– Зверь! Собака! – восхищаются те, кто чином побольше.
И всем хорошо и радостно оттого, что есть на свете такая замечательная вещь, как субординация.
Георгий предусмотрительно захватил с собой большой портфель с несколькими отделениями, свой знаменитый портфель, в котором помещалось восемнадцать бутылок пива в те давние времена, когда он еще ходил в магазин самолично.

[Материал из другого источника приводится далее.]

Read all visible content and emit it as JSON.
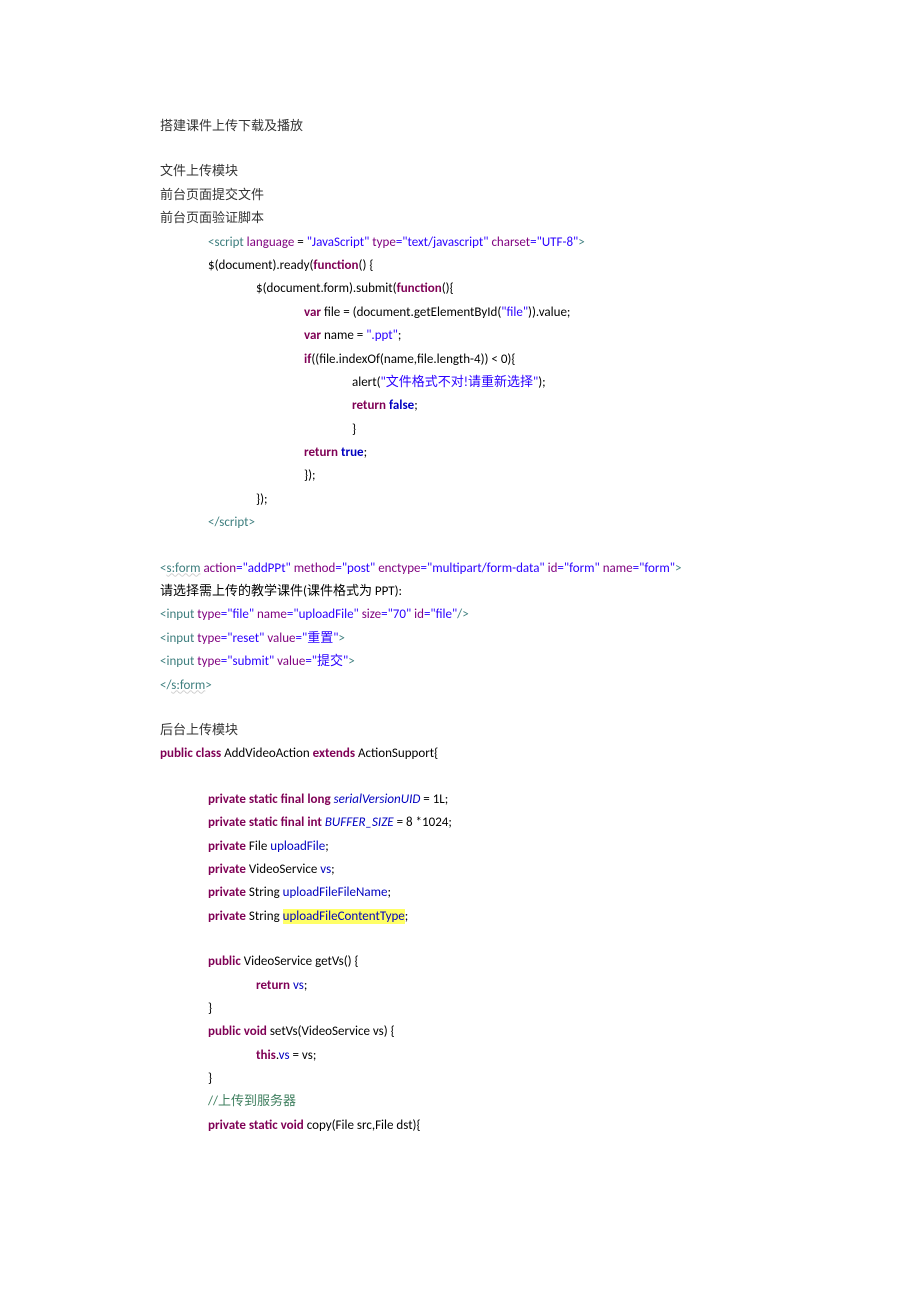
{
  "title": "搭建课件上传下载及播放",
  "headings": {
    "h1": "文件上传模块",
    "h2": "前台页面提交文件",
    "h3": "前台页面验证脚本",
    "h4": "后台上传模块"
  },
  "script": {
    "open_tag_lt": "<",
    "open_tag_name": "script",
    "attr_language_name": " language",
    "attr_language_eq": " = ",
    "attr_language_val": "\"JavaScript\"",
    "attr_type_name": " type",
    "attr_type_val": "=\"text/javascript\"",
    "attr_charset_name": " charset",
    "attr_charset_val": "=\"UTF-8\"",
    "open_tag_gt": ">",
    "l2_pre": "$(document).ready(",
    "l2_kw": "function",
    "l2_post": "() {",
    "l3_pre": "$(document.form).submit(",
    "l3_kw": "function",
    "l3_post": "(){",
    "l4_kw": "var",
    "l4_rest": " file = (document.getElementById(",
    "l4_str": "\"file\"",
    "l4_end": ")).value;",
    "l5_kw": "var",
    "l5_rest": " name = ",
    "l5_str": "\".ppt\"",
    "l5_end": ";",
    "l6_kw": "if",
    "l6_rest": "((file.indexOf(name,file.length-4)) < 0){",
    "l7_pre": "alert(",
    "l7_str": "\"文件格式不对!请重新选择\"",
    "l7_end": ");",
    "l8_kw": "return",
    "l8_val": " false",
    "l8_end": ";",
    "l9": "}",
    "l10_kw": "return",
    "l10_val": " true",
    "l10_end": ";",
    "l11": "});",
    "l12": "});",
    "close_lt": "</",
    "close_name": "script",
    "close_gt": ">"
  },
  "form": {
    "l1_lt": "<",
    "l1_name": "s:form",
    "l1_a1n": " action",
    "l1_a1v": "=\"addPPt\"",
    "l1_a2n": " method",
    "l1_a2v": "=\"post\"",
    "l1_a3n": " enctype",
    "l1_a3v": "=\"multipart/form-data\"",
    "l1_a4n": " id",
    "l1_a4v": "=\"form\"",
    "l1_a5n": " name",
    "l1_a5v": "=\"form\"",
    "l1_gt": ">",
    "l2": "请选择需上传的教学课件(课件格式为 PPT):",
    "l3_lt": "<",
    "l3_name": "input",
    "l3_a1n": " type",
    "l3_a1v": "=\"file\"",
    "l3_a2n": " name",
    "l3_a2v": "=\"uploadFile\"",
    "l3_a3n": " size",
    "l3_a3v": "=\"70\"",
    "l3_a4n": " id",
    "l3_a4v": "=\"file\"",
    "l3_gt": "/>",
    "l4_lt": "<",
    "l4_name": "input",
    "l4_a1n": " type",
    "l4_a1v": "=\"reset\"",
    "l4_a2n": " value",
    "l4_a2v": "=\"重置\"",
    "l4_gt": ">",
    "l5_lt": "<",
    "l5_name": "input",
    "l5_a1n": " type",
    "l5_a1v": "=\"submit\"",
    "l5_a2n": " value",
    "l5_a2v": "=\"提交\"",
    "l5_gt": ">",
    "l6_lt": "</",
    "l6_name": "s:form",
    "l6_gt": ">"
  },
  "java": {
    "l1_kw1": "public",
    "l1_kw2": " class",
    "l1_mid": " AddVideoAction ",
    "l1_kw3": "extends",
    "l1_end": " ActionSupport{",
    "f1_kw": "private static final long",
    "f1_name": " serialVersionUID",
    "f1_end": " = 1L;",
    "f2_kw": "private static final int",
    "f2_name": " BUFFER_SIZE",
    "f2_end": " = 8 *1024;",
    "f3_kw": "private",
    "f3_type": " File ",
    "f3_name": "uploadFile",
    "f3_end": ";",
    "f4_kw": "private",
    "f4_type": " VideoService ",
    "f4_name": "vs",
    "f4_end": ";",
    "f5_kw": "private",
    "f5_type": " String ",
    "f5_name": "uploadFileFileName",
    "f5_end": ";",
    "f6_kw": "private",
    "f6_type": " String ",
    "f6_name": "uploadFileContentType",
    "f6_end": ";",
    "m1_kw": "public",
    "m1_sig": " VideoService getVs() {",
    "m1_ret_kw": "return",
    "m1_ret_val": " vs",
    "m1_ret_end": ";",
    "m1_close": "}",
    "m2_kw": "public void",
    "m2_sig": " setVs(VideoService vs) {",
    "m2_this": "this",
    "m2_dot": ".",
    "m2_field": "vs",
    "m2_assign": " = vs;",
    "m2_close": "}",
    "comment": "//上传到服务器",
    "m3_kw": "private static void",
    "m3_sig": " copy(File src,File dst){"
  }
}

Он положил в портфель брюки, рубашку, белье, туфли, надел темные очки и вышел из раздевалки.
Мокрый песок приятно холодил босые ноги, доставал до сердца. Георгий почувствовал себя молодым, сильным, радостным и подумал, что зря он не выучился в свое время крутить на турнике «солнце», а то бы пошел сейчас и показал всем, как это делается, в том числе и шпингалету Аркадию Борисовичу!
Георгий оглянулся: его знакомые, бережно неся перед собой волосатые животы, заходили в воду. Это был целый ритуал. По тому, кто за кем входил в воду, можно было с точностью до микрона сказать и о чинах, и о состоянии дел у того или другого купальщика на сегодняшний день. Никто не смел заплывать дальше старшего. Впрочем, исключение составлял профессор российской словесности Нури, но все понимали, что он делает это не со зла, а по дурости. Нури был в городе ходячим анекдотом, и на него никто не обижался. «Слушай, Георгий, – говорил Нури, – все они говорят, что я дурак, но как я могу быть дурак, если меня из Москвы прислали?!» И еще он говорил: «Все говорят, что я плохо говорю по-русски, но как я могу плохо говорить, если я этим языком обалдел с пеленок?»
Хотя Нури был уже староват и приволакивал левую ногу, он считал себя необыкновенно красивым мужчиной и преданно любил Георгия за то, что тот не упускал случая подчеркнуть это его достоинство. «А вы красивый мужчина, еще какие девушки стоят с вами!» – сказал ему как-то Георгий, увидев его со студенткой в вестибюле университета. «Вах, какой там красивый, – скромно потупившись, отвечал Нури, – красота ушла, но мужское обоняние осталось!»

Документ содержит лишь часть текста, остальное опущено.